|Keeper bookshelves all over the country are swelled with the debut novels (often bought at astronomical prices) of now collectible authors. If Caroline Linden fulfills the promise of talent shown in What a Woman Needs, you might as well go and pick up a copy of this book now so you won’t be searching for it later.
Charlotte Griffolino has recently been made guardian of her deceased brother’s daughter, Susan Tratter. Having been disgraced by a fortune hunter in her own youth, Charlotte is determined to protect Susan from a similar fate. Susan is resentful and defiant of Charlotte’s restrictions, and the minute Charlotte’s back is turned Susan takes up with the notorious rake, Stuart Drake.
Stuart Drake is indeed a fortune hunter, his father having recently cut off his allowance due to nasty gossip circulating about Stuart in London. He needs to marry an heiress, and quickly, or else he’ll lose his mortgaged estate. Stuart is pleased that the gossip has not reached Kent, and feels incredibly lucky to meet an heiress like Susan there. Susan is young, innocent and easily charmed into agreeing to marry Stuart.
When Charlotte learns of Susan and Stuart’s plan to marry, she contrives to meet Stuart before he has a chance to learn who she is or what she looks like. Secretly entering the darkened room where Susan and Stuart met privately to discuss their strategy, she overhears the conversation, and upon Susan’s departure immediately begins to seduce Stuart. Her plan works all too well.
Stuart cannot believe at first that the gorgeous woman he encounters can be the guardian that Susan describes as old and withered and spiteful. Realizing that Susan is now beyond him, Stuart decides to cut his losses and move on to another heiress, but is stymied by Charlotte when she spreads the London gossip around Kent. A sort of battle rages between them until they have to join forces to find Susan when she elopes with another man.

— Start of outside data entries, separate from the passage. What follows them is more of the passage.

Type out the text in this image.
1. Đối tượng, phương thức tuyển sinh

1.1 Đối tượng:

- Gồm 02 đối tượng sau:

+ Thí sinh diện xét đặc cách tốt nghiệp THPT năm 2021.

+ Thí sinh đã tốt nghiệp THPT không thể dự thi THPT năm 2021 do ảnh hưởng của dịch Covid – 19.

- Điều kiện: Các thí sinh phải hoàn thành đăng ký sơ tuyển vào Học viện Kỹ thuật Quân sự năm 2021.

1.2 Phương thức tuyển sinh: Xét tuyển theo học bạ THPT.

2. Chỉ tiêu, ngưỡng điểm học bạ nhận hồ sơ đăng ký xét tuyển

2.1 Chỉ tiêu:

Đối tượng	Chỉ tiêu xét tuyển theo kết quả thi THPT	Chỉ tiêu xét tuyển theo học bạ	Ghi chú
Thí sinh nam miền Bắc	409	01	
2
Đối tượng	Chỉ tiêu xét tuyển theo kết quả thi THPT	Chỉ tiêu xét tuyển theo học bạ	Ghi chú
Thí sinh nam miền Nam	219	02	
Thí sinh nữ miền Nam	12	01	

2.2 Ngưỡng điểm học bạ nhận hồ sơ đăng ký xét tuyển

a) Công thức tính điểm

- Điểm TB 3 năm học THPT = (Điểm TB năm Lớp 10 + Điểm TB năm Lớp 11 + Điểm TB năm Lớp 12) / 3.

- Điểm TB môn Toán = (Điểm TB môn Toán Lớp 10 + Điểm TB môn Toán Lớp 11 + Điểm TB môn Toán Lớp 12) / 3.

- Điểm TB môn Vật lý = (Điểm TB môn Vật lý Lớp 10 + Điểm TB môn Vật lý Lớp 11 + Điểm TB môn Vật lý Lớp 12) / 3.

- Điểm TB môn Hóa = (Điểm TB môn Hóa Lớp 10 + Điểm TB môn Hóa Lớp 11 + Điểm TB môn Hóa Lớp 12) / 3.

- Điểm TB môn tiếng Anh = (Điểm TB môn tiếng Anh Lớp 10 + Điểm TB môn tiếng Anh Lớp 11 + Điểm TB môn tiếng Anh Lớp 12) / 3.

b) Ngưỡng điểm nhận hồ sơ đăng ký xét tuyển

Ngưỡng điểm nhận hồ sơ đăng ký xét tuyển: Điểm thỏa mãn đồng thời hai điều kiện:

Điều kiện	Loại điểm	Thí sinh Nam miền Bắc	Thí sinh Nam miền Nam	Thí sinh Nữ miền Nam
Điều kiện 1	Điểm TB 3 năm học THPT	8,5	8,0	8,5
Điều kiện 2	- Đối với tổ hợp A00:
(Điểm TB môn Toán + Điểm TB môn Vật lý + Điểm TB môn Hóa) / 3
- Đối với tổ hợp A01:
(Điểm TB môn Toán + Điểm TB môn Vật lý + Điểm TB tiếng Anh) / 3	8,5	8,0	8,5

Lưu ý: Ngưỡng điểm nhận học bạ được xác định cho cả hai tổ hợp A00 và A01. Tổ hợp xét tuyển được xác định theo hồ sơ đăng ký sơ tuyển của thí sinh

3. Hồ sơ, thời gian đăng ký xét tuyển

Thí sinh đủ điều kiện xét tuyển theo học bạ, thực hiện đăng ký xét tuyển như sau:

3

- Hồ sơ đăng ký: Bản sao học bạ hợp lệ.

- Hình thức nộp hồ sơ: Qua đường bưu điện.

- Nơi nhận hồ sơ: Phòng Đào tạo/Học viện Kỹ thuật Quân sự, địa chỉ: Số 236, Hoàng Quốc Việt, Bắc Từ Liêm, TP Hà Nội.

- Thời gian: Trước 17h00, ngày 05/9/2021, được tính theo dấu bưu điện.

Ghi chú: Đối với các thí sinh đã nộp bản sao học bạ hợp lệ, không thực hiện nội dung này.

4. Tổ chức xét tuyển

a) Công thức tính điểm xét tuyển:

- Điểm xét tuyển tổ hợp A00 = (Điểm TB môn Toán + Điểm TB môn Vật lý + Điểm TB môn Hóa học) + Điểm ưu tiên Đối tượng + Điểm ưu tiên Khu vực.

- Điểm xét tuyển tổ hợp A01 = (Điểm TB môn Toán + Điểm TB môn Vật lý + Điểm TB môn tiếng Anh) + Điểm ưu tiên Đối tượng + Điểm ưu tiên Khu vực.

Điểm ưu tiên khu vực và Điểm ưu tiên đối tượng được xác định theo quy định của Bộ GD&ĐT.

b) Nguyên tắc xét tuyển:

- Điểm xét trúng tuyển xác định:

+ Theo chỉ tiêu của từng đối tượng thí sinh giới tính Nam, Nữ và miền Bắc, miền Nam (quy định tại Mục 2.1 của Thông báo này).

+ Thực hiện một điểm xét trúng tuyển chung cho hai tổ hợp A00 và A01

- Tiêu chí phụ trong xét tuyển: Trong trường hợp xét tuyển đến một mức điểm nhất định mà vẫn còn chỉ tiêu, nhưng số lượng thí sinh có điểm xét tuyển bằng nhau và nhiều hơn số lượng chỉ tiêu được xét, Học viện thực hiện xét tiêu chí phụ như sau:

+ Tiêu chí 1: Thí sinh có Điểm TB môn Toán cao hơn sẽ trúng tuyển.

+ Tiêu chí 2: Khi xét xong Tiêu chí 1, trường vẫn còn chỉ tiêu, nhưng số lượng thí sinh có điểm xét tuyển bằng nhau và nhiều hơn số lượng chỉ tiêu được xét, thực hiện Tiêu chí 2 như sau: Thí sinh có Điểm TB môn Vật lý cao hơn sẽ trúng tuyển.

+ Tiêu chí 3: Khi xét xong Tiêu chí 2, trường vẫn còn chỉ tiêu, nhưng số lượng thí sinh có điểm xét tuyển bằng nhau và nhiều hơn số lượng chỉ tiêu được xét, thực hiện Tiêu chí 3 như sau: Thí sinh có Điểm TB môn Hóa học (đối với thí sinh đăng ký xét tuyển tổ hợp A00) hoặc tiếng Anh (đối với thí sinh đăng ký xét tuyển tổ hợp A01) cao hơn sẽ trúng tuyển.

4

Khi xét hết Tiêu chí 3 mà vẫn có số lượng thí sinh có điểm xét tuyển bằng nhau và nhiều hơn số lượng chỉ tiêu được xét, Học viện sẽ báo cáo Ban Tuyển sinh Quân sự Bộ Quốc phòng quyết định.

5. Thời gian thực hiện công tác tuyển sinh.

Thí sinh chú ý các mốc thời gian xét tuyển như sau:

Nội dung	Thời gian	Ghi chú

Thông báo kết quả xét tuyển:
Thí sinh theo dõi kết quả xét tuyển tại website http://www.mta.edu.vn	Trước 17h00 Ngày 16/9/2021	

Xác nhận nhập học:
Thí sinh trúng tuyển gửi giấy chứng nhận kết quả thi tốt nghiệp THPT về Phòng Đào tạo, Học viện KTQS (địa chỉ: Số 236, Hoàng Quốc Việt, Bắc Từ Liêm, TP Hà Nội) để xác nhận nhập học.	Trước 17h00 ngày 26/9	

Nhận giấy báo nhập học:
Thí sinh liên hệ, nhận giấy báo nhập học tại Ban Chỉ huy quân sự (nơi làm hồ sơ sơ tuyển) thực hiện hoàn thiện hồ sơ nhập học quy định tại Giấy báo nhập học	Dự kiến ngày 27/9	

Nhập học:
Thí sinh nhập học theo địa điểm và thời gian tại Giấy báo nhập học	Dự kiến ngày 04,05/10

What a Woman Needs is a very good book. It’s not a great book, though, due to a couple of things that bugged me and might bug other readers as well. First, Charlotte is the widow of an old man with weird sexual tastes. As a consequence she’s a lot more experienced in the bedroom than most romantic heroines. Some of the acts and the number of men she later describes to Stuart were somewhat distasteful. Second is the amount of information related in the last couple of chapters of the book. After the climax, one series of conversations solves the puzzle of a decades old mystery, repairs relationships damaged many years ago and provides a means for Stuart to keep his estate if he still wants it. None of it is unbelievable, but it does feel rushed.

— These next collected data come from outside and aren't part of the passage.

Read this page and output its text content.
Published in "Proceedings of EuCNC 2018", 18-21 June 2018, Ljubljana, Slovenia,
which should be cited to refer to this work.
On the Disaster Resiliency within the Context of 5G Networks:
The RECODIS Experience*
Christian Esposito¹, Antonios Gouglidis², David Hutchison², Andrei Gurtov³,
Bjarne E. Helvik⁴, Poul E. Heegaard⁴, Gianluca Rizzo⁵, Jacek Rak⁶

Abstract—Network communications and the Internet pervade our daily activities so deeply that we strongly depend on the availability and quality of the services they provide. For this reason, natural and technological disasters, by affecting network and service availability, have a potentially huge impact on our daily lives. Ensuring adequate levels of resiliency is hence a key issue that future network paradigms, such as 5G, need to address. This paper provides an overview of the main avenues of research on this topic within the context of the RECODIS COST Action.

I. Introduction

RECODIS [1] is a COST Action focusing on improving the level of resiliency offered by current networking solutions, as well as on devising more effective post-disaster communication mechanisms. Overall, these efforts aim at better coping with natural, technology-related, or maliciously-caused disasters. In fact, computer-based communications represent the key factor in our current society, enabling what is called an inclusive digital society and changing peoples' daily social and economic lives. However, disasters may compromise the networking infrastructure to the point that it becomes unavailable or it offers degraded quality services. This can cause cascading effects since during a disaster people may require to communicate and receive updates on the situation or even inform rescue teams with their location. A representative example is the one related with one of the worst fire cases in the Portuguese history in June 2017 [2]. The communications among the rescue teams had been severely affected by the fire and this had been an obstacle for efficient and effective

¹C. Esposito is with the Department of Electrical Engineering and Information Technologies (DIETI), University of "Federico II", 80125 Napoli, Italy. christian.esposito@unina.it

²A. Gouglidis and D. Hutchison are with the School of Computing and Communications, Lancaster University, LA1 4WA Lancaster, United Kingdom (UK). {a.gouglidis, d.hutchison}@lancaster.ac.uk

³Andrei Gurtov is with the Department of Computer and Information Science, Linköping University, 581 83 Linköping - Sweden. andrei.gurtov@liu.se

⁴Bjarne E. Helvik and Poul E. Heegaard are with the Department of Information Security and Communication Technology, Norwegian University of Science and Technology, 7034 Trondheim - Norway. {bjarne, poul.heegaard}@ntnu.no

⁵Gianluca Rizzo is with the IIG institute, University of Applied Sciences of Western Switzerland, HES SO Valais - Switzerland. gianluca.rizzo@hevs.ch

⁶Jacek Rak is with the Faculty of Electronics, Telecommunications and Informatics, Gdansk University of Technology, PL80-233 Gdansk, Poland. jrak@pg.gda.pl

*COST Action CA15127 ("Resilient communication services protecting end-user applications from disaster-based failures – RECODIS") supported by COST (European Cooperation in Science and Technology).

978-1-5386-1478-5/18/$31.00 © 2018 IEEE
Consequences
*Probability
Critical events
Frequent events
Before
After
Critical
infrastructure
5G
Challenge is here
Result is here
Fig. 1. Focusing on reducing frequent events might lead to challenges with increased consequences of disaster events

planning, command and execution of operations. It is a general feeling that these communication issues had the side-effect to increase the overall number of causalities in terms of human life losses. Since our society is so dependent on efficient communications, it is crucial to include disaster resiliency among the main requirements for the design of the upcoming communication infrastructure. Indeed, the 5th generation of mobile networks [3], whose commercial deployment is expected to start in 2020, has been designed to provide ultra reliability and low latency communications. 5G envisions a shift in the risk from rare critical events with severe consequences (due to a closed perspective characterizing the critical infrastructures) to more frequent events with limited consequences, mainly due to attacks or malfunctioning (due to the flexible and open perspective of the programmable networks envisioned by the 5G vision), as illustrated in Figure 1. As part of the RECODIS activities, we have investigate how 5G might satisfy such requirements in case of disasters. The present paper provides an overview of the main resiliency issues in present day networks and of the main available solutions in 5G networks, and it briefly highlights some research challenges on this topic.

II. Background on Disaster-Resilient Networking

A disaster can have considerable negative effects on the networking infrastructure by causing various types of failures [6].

The chemistry between Stuart and Charlotte is hot. If you get bored with shy, virginal heroines, you’ll love Charlotte. She’s a grown woman, she’s been around, she knows what she likes, and what she likes is Stuart. The love scenes are excellently written, sensuous and entertaining.

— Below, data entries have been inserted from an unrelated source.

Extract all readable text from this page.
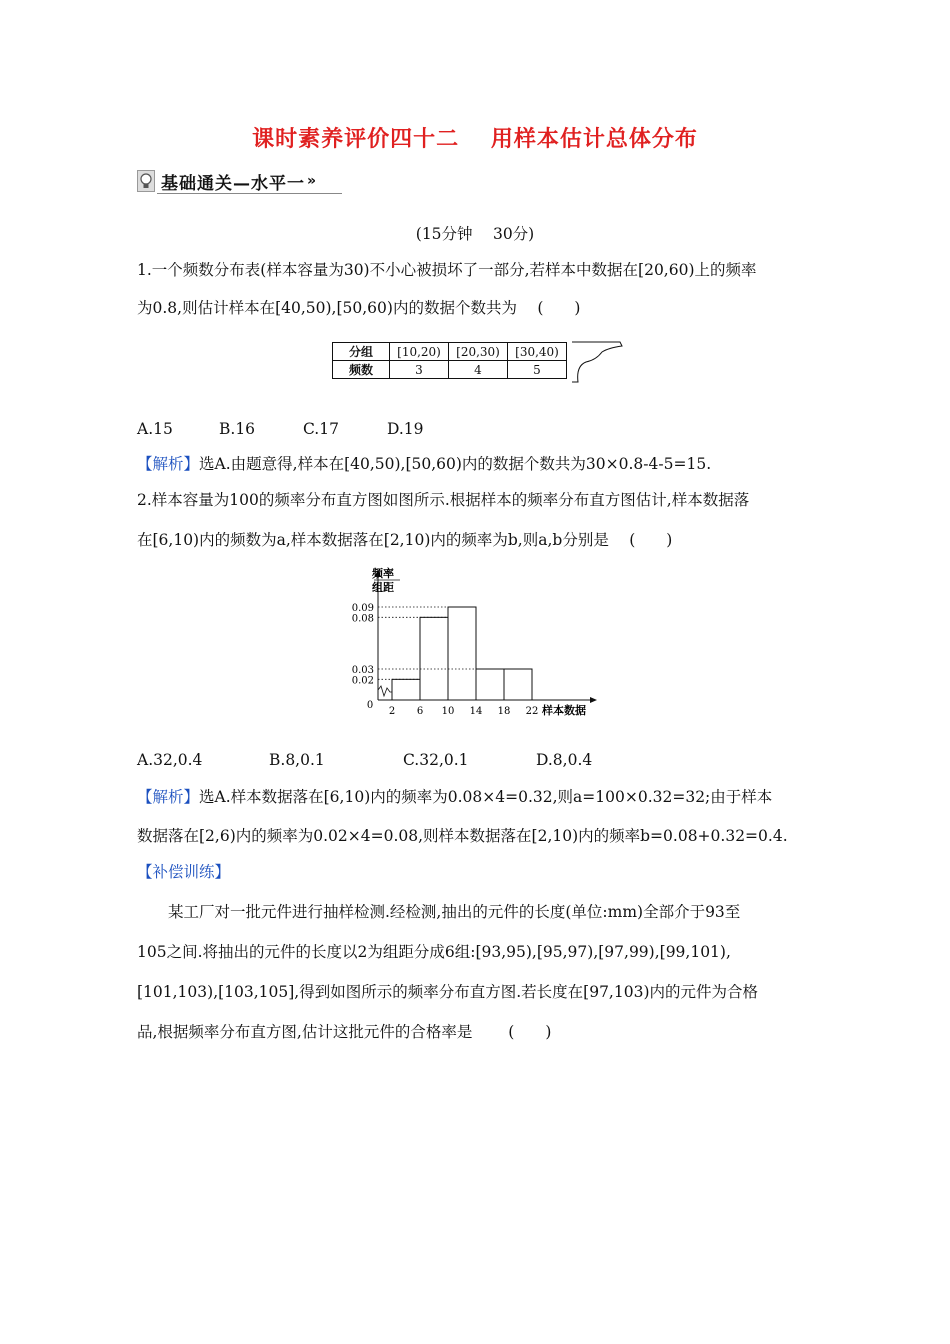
课时素养评价四十二　 用样本估计总体分布
基础通关—水平一 »
(15分钟　 30分)
1.一个频数分布表(样本容量为30)不小心被损坏了一部分,若样本中数据在[20,60)上的频率
为0.8,则估计样本在[40,50),[50,60)内的数据个数共为　 (　　)
分组	[10,20)	[20,30)	[30,40)
频数	3	4	5
A.15	B.16	C.17	D.19
【解析】选A.由题意得,样本在[40,50),[50,60)内的数据个数共为30×0.8-4-5=15.
2.样本容量为100的频率分布直方图如图所示.根据样本的频率分布直方图估计,样本数据落
在[6,10)内的频数为a,样本数据落在[2,10)内的频率为b,则a,b分别是　 (　　)
频率
组距
0.02
0.03
0.08
0.09
2 6 10 14 18 22
0	样本数据
A.32,0.4	B.8,0.1	C.32,0.1	D.8,0.4
【解析】选A.样本数据落在[6,10)内的频率为0.08×4=0.32,则a=100×0.32=32;由于样本
数据落在[2,6)内的频率为0.02×4=0.08,则样本数据落在[2,10)内的频率b=0.08+0.32=0.4.
【补偿训练】
　　某工厂对一批元件进行抽样检测.经检测,抽出的元件的长度(单位:mm)全部介于93至
105之间.将抽出的元件的长度以2为组距分成6组:[93,95),[95,97),[97,99),[99,101),
[101,103),[103,105],得到如图所示的频率分布直方图.若长度在[97,103)内的元件为合格
品,根据频率分布直方图,估计这批元件的合格率是　　 (　　)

The plot isn’t just about sex with Charlotte and Stuart, though. There’s a pretty good mystery and tricky family situations as well. The Regency setting is well described without being overpowering and the dialogue is very clever. The reader is often treated to the hero’s point of view, very skillfully written, and missing in too many romance novels.
Whether or not you keep it, What a Woman Needs is definitely what has been needed lately. Fast-paced, interesting books by new authors haven’t exactly been thick on the ground, and I hope Ms. Linden has a lot more books for us.